In 1860 Higgins partnered with Frank Worden, a general merchandise store owner in Washington to set up the Hellgate Trading Post in the Missoula Valley along the Mullan Road, which had only just reached the area that summer. On March 30, 1863, Higgins married Juliet P Grant, the daughter of another Missoula pioneer Richard Grant (for whom Grant Creek is named). Hellgate would never grow very large because the water supply was unsuitable to power the lumber and flour mills Higgins and Worden wanted to construct. The settlement was moved four miles east to the location of today's Downtown Missoula in 1865 and renamed Missoula Mills. In 1873, Higgins organized the Missoula National Bank as one of the first banks in Montana Territory and located it next to his and Worden's store built two years earlier and now called the Worden & Company Store. The store itself had, in fact, been built on the location of Higgins' former log home before he constructed a larger home several blocks east. In 1888, Higgins began construction of the Higgins Block but died before its opening in 1889. The building is now on the National Register of Historic Places.

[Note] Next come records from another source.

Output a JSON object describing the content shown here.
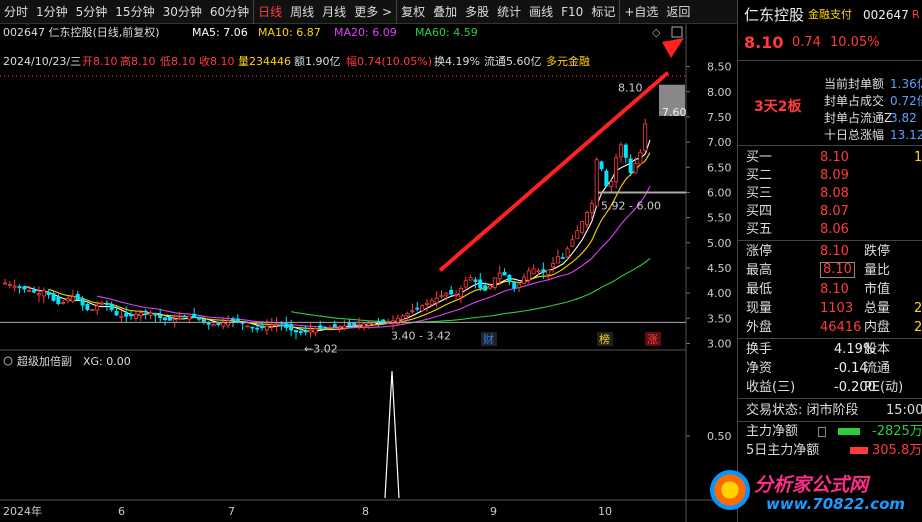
{
  "toolbar": {
    "items": [
      {
        "label": "分时"
      },
      {
        "label": "1分钟"
      },
      {
        "label": "5分钟"
      },
      {
        "label": "15分钟"
      },
      {
        "label": "30分钟"
      },
      {
        "label": "60分钟"
      },
      {
        "label": "日线",
        "active": true
      },
      {
        "label": "周线"
      },
      {
        "label": "月线"
      },
      {
        "label": "更多 >"
      },
      {
        "label": "复权"
      },
      {
        "label": "叠加"
      },
      {
        "label": "多股"
      },
      {
        "label": "统计"
      },
      {
        "label": "画线"
      },
      {
        "label": "F10"
      },
      {
        "label": "标记"
      },
      {
        "label": "+自选"
      },
      {
        "label": "返回"
      }
    ]
  },
  "chart_header": {
    "code_name": "002647 仁东控股(日线,前复权)",
    "ma5": "MA5: 7.06",
    "ma10": "MA10: 6.87",
    "ma20": "MA20: 6.09",
    "ma60": "MA60: 4.59",
    "info_date": "2024/10/23/三",
    "info_open": "开8.10",
    "info_high": "高8.10",
    "info_low": "低8.10",
    "info_close": "收8.10",
    "info_vol": "量234446",
    "info_amt": "额1.90亿",
    "info_amp": "幅0.74(10.05%)",
    "info_turn": "换4.19%",
    "info_float": "流通5.60亿",
    "info_concept": "多元金融"
  },
  "colors": {
    "ma5": "#ffffff",
    "ma10": "#ffd400",
    "ma20": "#e040fb",
    "ma60": "#2ecc40",
    "up": "#ff3b3b",
    "down": "#00e5ff",
    "arrow": "#ff2020"
  },
  "chart_data": {
    "type": "candlestick",
    "price_axis": {
      "ticks": [
        "8.50",
        "8.00",
        "7.50",
        "7.00",
        "6.50",
        "6.00",
        "5.50",
        "5.00",
        "4.50",
        "4.00",
        "3.50",
        "3.00"
      ],
      "range": [
        2.95,
        8.75
      ]
    },
    "x_labels": [
      "2024年",
      "6",
      "7",
      "8",
      "9",
      "10"
    ],
    "annotations": {
      "low_label": "3.02",
      "high_label": "8.10",
      "mid_label": "7.60",
      "range1": "3.40 - 3.42",
      "range2": "5.92 - 6.00"
    },
    "markers": [
      "财",
      "榜",
      "涨"
    ],
    "sub_indicator": {
      "title": "超级加倍副",
      "xg": "XG: 0.00",
      "tick": "0.50"
    }
  },
  "right_panel": {
    "stock_name": "仁东控股",
    "tag": "金融支付",
    "code": "002647",
    "badge": "R",
    "price": "8.10",
    "change": "0.74",
    "pct": "10.05%",
    "streak": "3天2板",
    "seal_rows": [
      {
        "label": "当前封单额",
        "value": "1.36亿"
      },
      {
        "label": "封单占成交",
        "value": "0.72倍"
      },
      {
        "label": "封单占流通Z",
        "value": "3.82"
      },
      {
        "label": "十日总涨幅",
        "value": "13.12"
      }
    ],
    "bids": [
      {
        "label": "买一",
        "price": "8.10",
        "vol": "1"
      },
      {
        "label": "买二",
        "price": "8.09",
        "vol": ""
      },
      {
        "label": "买三",
        "price": "8.08",
        "vol": ""
      },
      {
        "label": "买四",
        "price": "8.07",
        "vol": ""
      },
      {
        "label": "买五",
        "price": "8.06",
        "vol": ""
      }
    ],
    "stats": [
      {
        "l1": "涨停",
        "v1": "8.10",
        "l2": "跌停",
        "v2": ""
      },
      {
        "l1": "最高",
        "v1": "8.10",
        "l2": "量比",
        "v2": ""
      },
      {
        "l1": "最低",
        "v1": "8.10",
        "l2": "市值",
        "v2": ""
      },
      {
        "l1": "现量",
        "v1": "1103",
        "l2": "总量",
        "v2": "2"
      },
      {
        "l1": "外盘",
        "v1": "46416",
        "l2": "内盘",
        "v2": "2"
      }
    ],
    "fin": [
      {
        "l1": "换手",
        "v1": "4.19%",
        "l2": "股本"
      },
      {
        "l1": "净资",
        "v1": "-0.14",
        "l2": "流通"
      },
      {
        "l1": "收益(三)",
        "v1": "-0.200",
        "l2": "PE(动)"
      }
    ],
    "trade_status": "交易状态: 闭市阶段",
    "trade_time": "15:00",
    "main_net": "主力净额",
    "main_net_val": "-2825万",
    "main_net5": "5日主力净额",
    "main_net5_val": "305.8万",
    "watermark": "分析家公式网",
    "watermark_url": "www.70822.com"
  }
}
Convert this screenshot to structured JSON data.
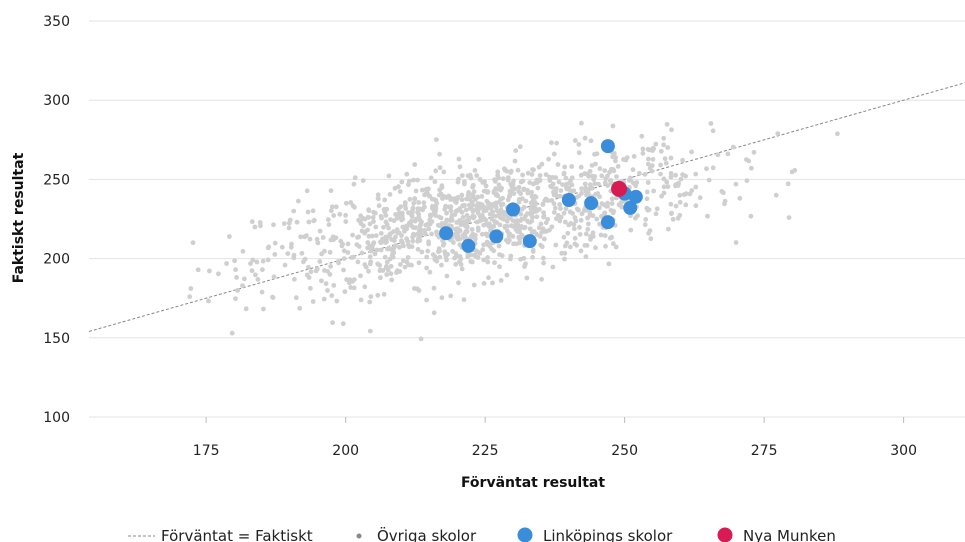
{
  "chart_data": {
    "type": "scatter",
    "xlabel": "Förväntat resultat",
    "ylabel": "Faktiskt resultat",
    "xlim": [
      154,
      311
    ],
    "ylim": [
      100,
      350
    ],
    "x_ticks": [
      175,
      200,
      225,
      250,
      275,
      300
    ],
    "y_ticks": [
      100,
      150,
      200,
      250,
      300,
      350
    ],
    "grid": "horizontal",
    "legend_position": "bottom",
    "reference_line": {
      "name": "Förväntat = Faktiskt",
      "style": "dashed",
      "color": "#888888"
    },
    "series": [
      {
        "name": "Övriga skolor",
        "color": "#cfcfcf",
        "legend_color": "#888888",
        "count_approx": 1300,
        "center": [
          225,
          225
        ],
        "spread_x": 20,
        "correlation": 0.75,
        "residual_sd": 17
      },
      {
        "name": "Linköpings skolor",
        "color": "#3a8ddb",
        "points": [
          {
            "x": 218,
            "y": 216
          },
          {
            "x": 222,
            "y": 208
          },
          {
            "x": 227,
            "y": 214
          },
          {
            "x": 230,
            "y": 231
          },
          {
            "x": 233,
            "y": 211
          },
          {
            "x": 240,
            "y": 237
          },
          {
            "x": 244,
            "y": 235
          },
          {
            "x": 247,
            "y": 223
          },
          {
            "x": 247,
            "y": 271
          },
          {
            "x": 250,
            "y": 241
          },
          {
            "x": 251,
            "y": 232
          },
          {
            "x": 252,
            "y": 239
          }
        ]
      },
      {
        "name": "Nya Munken",
        "color": "#d81b53",
        "points": [
          {
            "x": 249,
            "y": 244
          }
        ]
      }
    ]
  }
}
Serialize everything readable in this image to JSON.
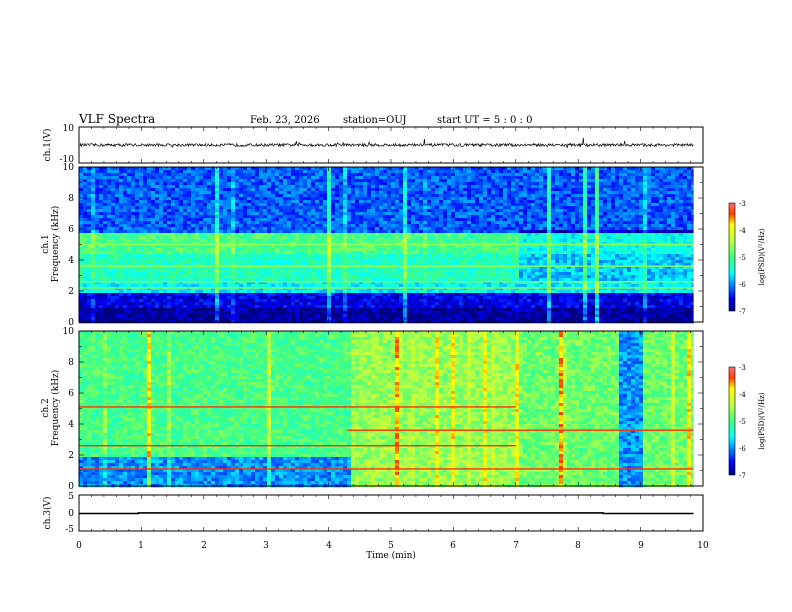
{
  "header": {
    "title": "VLF Spectra",
    "date": "Feb. 23, 2026",
    "station": "station=OUJ",
    "start_time": "start  UT =   5 : 0  : 0"
  },
  "chart_data": [
    {
      "type": "line",
      "id": "ch1-waveform",
      "ylabel": "ch.1(V)",
      "ylim": [
        -10,
        10
      ],
      "yticks": [
        "10",
        "-10"
      ],
      "xlim": [
        0,
        10
      ],
      "description_values": {
        "baseline": 0.0,
        "spike_amplitude": 4.0
      }
    },
    {
      "type": "heatmap",
      "id": "ch1-spectrogram",
      "ylabel": "ch.1\nFrequency (kHz)",
      "ylabel_lines": [
        "ch.1",
        "Frequency (kHz)"
      ],
      "yticks": [
        "0",
        "2",
        "4",
        "6",
        "8",
        "10"
      ],
      "ylim": [
        0,
        10
      ],
      "xlim": [
        0,
        10
      ],
      "data_extent_min": 9.85,
      "colorbar": {
        "label": "log(PSD)(V²/Hz)",
        "ticks": [
          "-3",
          "-4",
          "-5",
          "-6",
          "-7"
        ],
        "range": [
          -7,
          -3
        ]
      },
      "bands": [
        {
          "from_kHz": 0.0,
          "to_kHz": 1.0,
          "level": -6.9
        },
        {
          "from_kHz": 1.0,
          "to_kHz": 2.0,
          "level": -6.6
        },
        {
          "from_kHz": 2.0,
          "to_kHz": 2.8,
          "level": -5.6
        },
        {
          "from_kHz": 2.8,
          "to_kHz": 4.5,
          "level": -5.3
        },
        {
          "from_kHz": 4.5,
          "to_kHz": 5.8,
          "level": -5.0
        },
        {
          "from_kHz": 5.8,
          "to_kHz": 10.0,
          "level": -6.2
        }
      ],
      "lines_kHz": [
        2.2,
        2.6,
        3.6,
        5.0
      ]
    },
    {
      "type": "heatmap",
      "id": "ch2-spectrogram",
      "ylabel_lines": [
        "ch.2",
        "Frequency (kHz)"
      ],
      "yticks": [
        "0",
        "2",
        "4",
        "6",
        "8",
        "10"
      ],
      "ylim": [
        0,
        10
      ],
      "xlim": [
        0,
        10
      ],
      "data_extent_min": 9.85,
      "colorbar": {
        "label": "log(PSD)(V²/Hz)",
        "ticks": [
          "-3",
          "-4",
          "-5",
          "-6",
          "-7"
        ],
        "range": [
          -7,
          -3
        ]
      },
      "segments": [
        {
          "from_min": 0.0,
          "to_min": 4.3,
          "levels": [
            {
              "from_kHz": 0,
              "to_kHz": 2.0,
              "level": -6.0
            },
            {
              "from_kHz": 2.0,
              "to_kHz": 10,
              "level": -5.0
            }
          ],
          "lines_kHz": [
            1.1,
            2.6,
            5.1
          ]
        },
        {
          "from_min": 4.3,
          "to_min": 7.0,
          "levels": [
            {
              "from_kHz": 0,
              "to_kHz": 10,
              "level": -4.6
            }
          ],
          "lines_kHz": [
            1.1,
            2.6,
            3.6,
            5.1
          ]
        },
        {
          "from_min": 7.0,
          "to_min": 9.85,
          "levels": [
            {
              "from_kHz": 0,
              "to_kHz": 10,
              "level": -4.8
            }
          ],
          "lines_kHz": [
            1.1,
            3.6
          ]
        }
      ]
    },
    {
      "type": "line",
      "id": "ch3-waveform",
      "ylabel": "ch.3(V)",
      "ylim": [
        -5,
        5
      ],
      "yticks": [
        "5",
        "0",
        "-5"
      ],
      "xlim": [
        0,
        10
      ],
      "xlabel": "Time (min)",
      "xticks": [
        "0",
        "1",
        "2",
        "3",
        "4",
        "5",
        "6",
        "7",
        "8",
        "9",
        "10"
      ],
      "series": [
        {
          "x": [
            0.0,
            0.95,
            0.95,
            8.4,
            8.4,
            9.85
          ],
          "y": [
            0.0,
            0.0,
            0.2,
            0.2,
            0.0,
            0.0
          ]
        }
      ]
    }
  ]
}
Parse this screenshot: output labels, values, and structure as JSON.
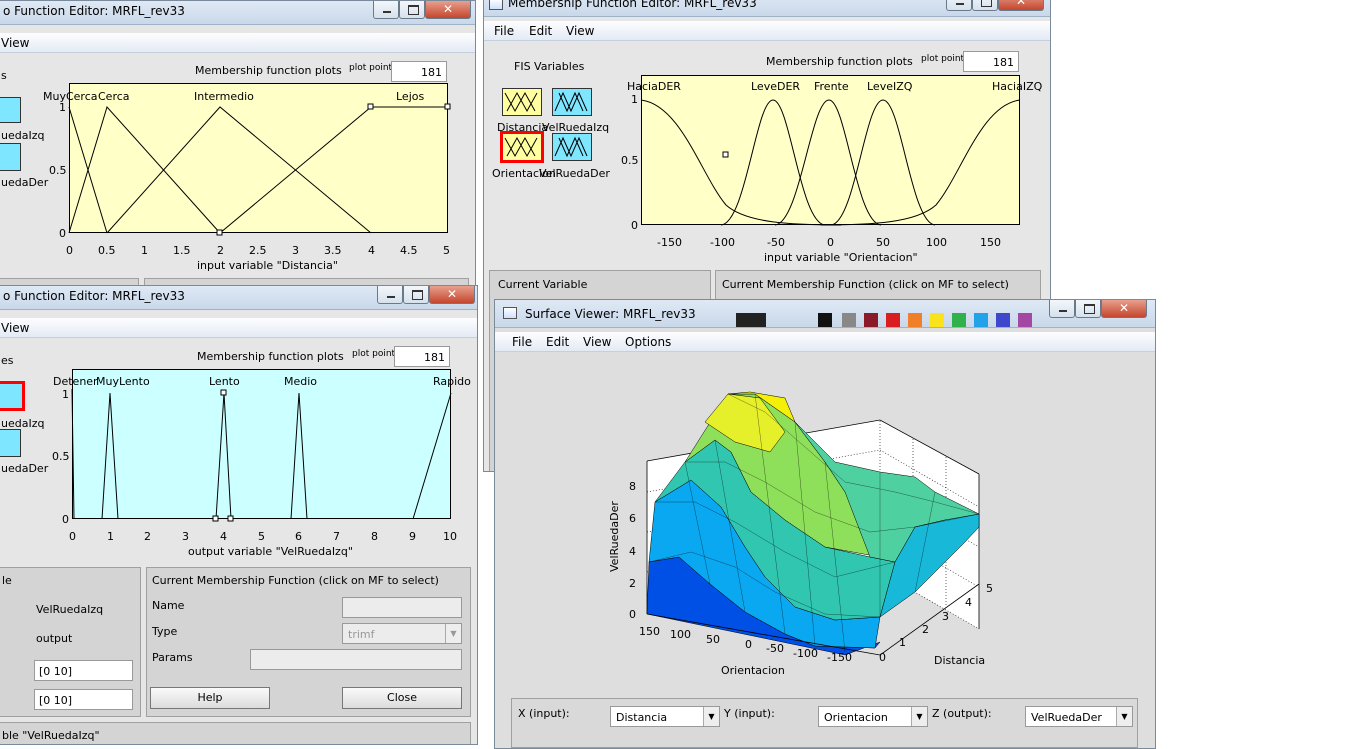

==Rivalry with A. B. Hammond==
Andrew B. Hammond arrived in Missoula in 1872 and within four years he was an owner and managing partner of the Eddy, Hammond and Company (reorganized as the Missoula Mercantile in 1885), which soon replaced Worden and Company as the leading mercantile in western Montana. As the construction of the Northern Pacific Railroad approached Missoula, both Higgins and Hammond wanted to ensure the railroad would stop there. Higgins and Worden offered prime real estate to the rail line with the hope of ensuring not only a stop, but the lumber contract for the ties, bridges, and buildings that would need to be constructed. The city secured the railroad, but Eddy, Hammond and Company received the lumber contract.

In 1881, Hammond began buying stock in Higgins' Missoula National Bank and by 1888 Higgins was forced out and the bank's name changed to First National Bank of Missoula. Higgins rivalry with Hammond would last until his death in 1889, and would continue with his family. C. P.'s son Frank G. Higgins would become mayor of Missoula in 1892 despite opposition from Hammond, and two years later when the Higgins Avenue Bridge was to be replaced there was debate as to whether the bridge should go straight across north-and-south or diagonal toward the Bitterroot with the Higgins preferring the latter. When it was put to a vote, Higgins prevailed.

==Legacy==
Higgins' name is given to both Higgins Avenue and the Higgins Avenue Bridge where the numeric center of Missoula is. On land donated to the city for the construction of the University of Montana in 1893, the streets are named after Higgins' seven children: Francis, Maurice, Arthur, Helen, Hilda,
Ronald, and Gerald. The name Gerald Avenue, in fact, replaced what was once named Hammond Avenue after Andrew Hammond.